Ich krame mein Handy aus der Tasche. „Peter Simone will nicht umkehren. Was soll ich tun? Ich kann sie doch nicht alleine weiter gehen lassen!“ Hilflosigkeit und Enttäuschung brennen wie Säure in meinem Magen. Nach einer Schimpftirade, bei der auch ich nicht besonders gut wegkomme, ist es kurz still am Telefon. 

„Wir holen unsere Kletterausrüstung aus dem Auto und kommen über den Notausstieg hoch. So sollten wir euch einholen können.“

„Peter, das ist zu gefährlich mit der alten Ausrüstung …“ , widerspreche ich, aber er hat schon aufgelegt.

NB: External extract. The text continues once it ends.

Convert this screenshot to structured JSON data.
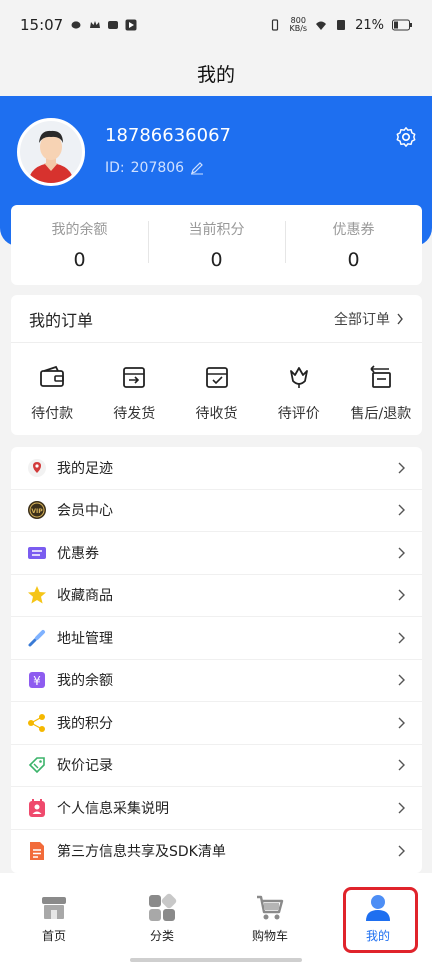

Möglichst schnell steige ich meiner Freundin hinterher. Es dauert nicht lang, bis ich sie einhole. Beschwörend spreche ich weiter auf die sichtlich erschöpfte Simone ein.  Ein Stück weiter oben fällt sie dann mit einem lauten Schrei in ihr Klettersteigset. Nach einem Moment der Starre steige ich vorsichtig zu ihr auf und rufe immer wieder ihren Namen. Die Seilbremse hat ausgelöst und den Sturz gebremst, aber Simone blutet aus mehreren Wunden. Ihre Augen sind geschlossen. Nachdem ich mich selbst gesichert habe, untersuche ich vorsichtig ihre Wunden. Als ich ihren Blick auf mir spüre, halte ich inne.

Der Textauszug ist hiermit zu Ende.